I came to the City of Rocks and Castle Rocks for the month of May to volunteer with little understanding about what I would do except give tours of some sort. I had driven through the area about ten years ago and liked it. After a quick phone call and a check of my references, I was hired for the volunteer gig. I was sure all would turn out and it would be a happy month. How could it not be happy? I was going to where rocks are 2.5 billion years old.
Cold, rainy, and snowy; that was yesterday morning. At the top of the City (Emery Pass) I heard there was 4 inches of new snow in the morning. In the afternoon, the dogs and I got itchy feet and headed up into the City. Up I drove and found it snowing. I had a hat and my hood on my head trying to keep out the bitter cold wind. And then… I was rewarded for my effort to see the City; the sun started shining, the air was clear, the wind died, and few people were in the City. I felt like I had the entire City to myself; to slowly explore the nooks and crannies. It was special. Here are some photos from yesterday.
Airway arrows are an obscure part of American aviation history. When I found that I would be joining the team at the City of Rocks I started looking around for interesting things to do in the area. I found that the Strevell Airway Arrow was nearby. For an explanation of airway arrows this web site has a pretty good description.
This arrow is located about 300 feet east of the intersection of old Highway 81 and the Strevell Road.
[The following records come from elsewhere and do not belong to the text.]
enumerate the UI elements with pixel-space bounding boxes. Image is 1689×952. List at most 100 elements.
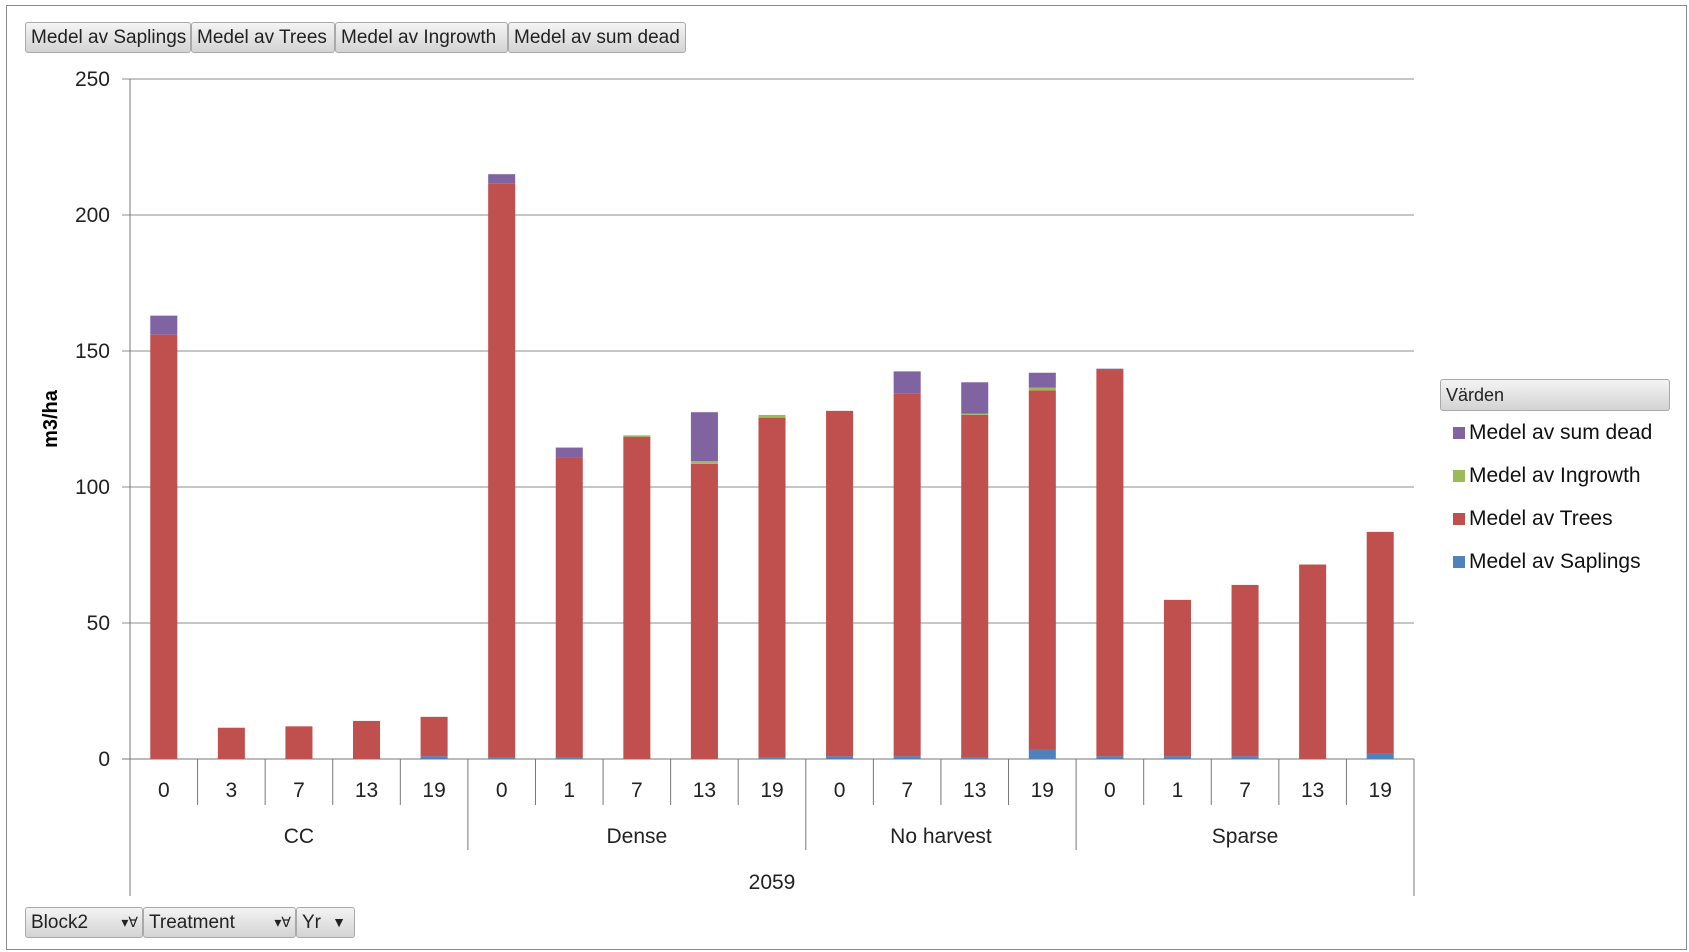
field-button-treatment[interactable]: Treatment ▾∀ [143,907,296,938]
field-button-trees[interactable]: Medel av Trees [191,22,335,53]
x-tick-label-year: 0 [834,779,846,802]
bar-segment [1096,368,1124,371]
bar-segment [150,334,178,759]
x-tick-label-year: 7 [1239,779,1251,802]
legend-label: Medel av sum dead [1469,421,1653,444]
y-tick-label: 250 [75,68,110,91]
x-tick-label-year: 1 [1172,779,1184,802]
bar-segment [961,413,989,415]
bar-segment [623,436,651,759]
bar-segment [1366,531,1394,754]
legend-item: Medel av Ingrowth [1440,454,1670,497]
bar-segment [826,410,854,757]
legend-item: Medel av Trees [1440,497,1670,540]
bar-segment [555,757,583,759]
bar-segment [217,727,245,759]
bar-segment [488,757,516,759]
dropdown-arrow-icon[interactable]: ▼ [332,914,346,930]
x-tick-label-year: 0 [158,779,170,802]
x-tick-label-year: 13 [963,779,986,802]
bar-segment [690,463,718,759]
x-tick-label-year: 0 [496,779,508,802]
bar-segment [1163,599,1191,757]
legend-label: Medel av Trees [1469,507,1613,530]
legend-item: Medel av Saplings [1440,540,1670,583]
x-tick-label-year: 19 [760,779,783,802]
bar-segment [623,435,651,437]
field-button-yr[interactable]: Yr ▼ [296,907,355,938]
x-group-label: No harvest [890,825,992,848]
x-tick-label-year: 0 [1104,779,1116,802]
y-tick-label: 50 [87,612,110,635]
bar-segment [555,447,583,458]
bar-segment [893,393,921,757]
bar-segment [150,315,178,335]
bar-segment [758,417,786,758]
bar-segment [1028,749,1056,759]
bar-segment [1028,390,1056,750]
bar-segment [826,756,854,759]
bar-segment [961,757,989,759]
x-tick-label-year: 13 [355,779,378,802]
bar-segment [420,716,448,757]
field-button-label: Yr [302,912,321,933]
bar-segment [1231,756,1259,759]
bar-segment [1366,753,1394,759]
bar-segment [1231,584,1259,757]
legend-swatch [1453,513,1465,525]
legend-swatch [1453,427,1465,439]
bar-segment [1096,370,1124,757]
legend-items: Medel av sum dead Medel av Ingrowth Medel … [1440,411,1670,583]
bar-segment [690,412,718,462]
bar-segment [758,757,786,759]
x-group-label: Sparse [1212,825,1279,848]
x-tick-label-year: 3 [226,779,238,802]
legend-title-button[interactable]: Värden [1440,379,1670,411]
y-tick-label: 100 [75,476,110,499]
legend-swatch [1453,470,1465,482]
bar-segment [961,382,989,414]
x-tick-label-year: 19 [422,779,445,802]
bar-segment [690,461,718,464]
y-axis-title: m3/ha [40,389,62,448]
bar-segment [1096,756,1124,759]
chart-frame [6,5,1687,950]
legend-item: Medel av sum dead [1440,411,1670,454]
field-button-block2[interactable]: Block2 ▾∀ [25,907,143,938]
field-button-label: Block2 [31,912,89,933]
bar-segment [555,457,583,758]
filter-dropdown-icon[interactable]: ▾∀ [274,914,291,930]
legend-label: Medel av Saplings [1469,550,1641,573]
x-tick-label-year: 13 [1301,779,1324,802]
x-tick-label-year: 7 [631,779,643,802]
x-tick-label-year: 19 [1369,779,1392,802]
field-button-label: Treatment [149,912,235,933]
filter-dropdown-icon[interactable]: ▾∀ [121,914,138,930]
field-button-sum-dead[interactable]: Medel av sum dead [508,22,686,53]
bar-segment [1028,387,1056,391]
bar-segment [758,414,786,418]
bar-segment [488,183,516,758]
y-tick-label: 0 [98,748,110,771]
field-button-saplings[interactable]: Medel av Saplings [25,22,191,53]
x-tick-label-year: 7 [901,779,913,802]
legend-swatch [1453,556,1465,568]
bar-segment [353,720,381,759]
bar-segment [1028,372,1056,388]
x-group-label: Dense [606,825,667,848]
bar-segment [893,756,921,759]
x-tick-label-year: 1 [563,779,575,802]
bar-segment [285,726,313,759]
x-tick-label-year: 13 [693,779,716,802]
y-tick-label: 200 [75,204,110,227]
y-tick-label: 150 [75,340,110,363]
legend: Värden Medel av sum dead Medel av Ingrowt… [1440,379,1670,583]
bar-segment [893,371,921,394]
bar-segment [488,174,516,184]
bar-segment [961,414,989,758]
field-button-ingrowth[interactable]: Medel av Ingrowth [335,22,508,53]
bar-segment [1299,564,1327,759]
x-tick-label-year: 7 [293,779,305,802]
x-outer-label: 2059 [749,871,796,894]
I choose to come to the City of Rocks as a transition into retirement. After 40 years of working an established job with deadlines, meetings, massive amount of emails, and my life ruled by my Outlook calendar, my friend Jan strongly recommended that I don’t start my retirement at home. Start with some structure she recommended. Leave. So I started looking for a trip to take and opportunities to volunteer. The results of my search; is coming to the City of Rocks. I give geology tours and hang around Register Rock telling stories about the California Trail for those that stop by. Plus I walk trails in uniform answering questions. A perfect transition to retirement.
I use to work in a high rise climate controlled building. My new offices are different.
One of my volunteer tasks is to explain the California Trail and share information. What I explain is that the trip was an arduous undertaking. Many made the trip and encountered death and personal losses. Others were lucky and only encountered an extreme physical adventure.
Daniel Tickner recorded his name on Register Rock in the City of Rocks while making a trip. Research has uncovered his unusual story of crossing the land on the California Trail three times.
I’m here – at the City of Rocks National Reserve and Castle Rocks State Park – at the end of the pavement. I arrived here during a snow squall, it seemed perfect to me. I left home to live a different life for a month; snow the last day of April was a welcoming sign that life would be different here. The area is a simple place where most livelihood is ranching. It is a place without distractions. A place where one can make their life what they want it to be.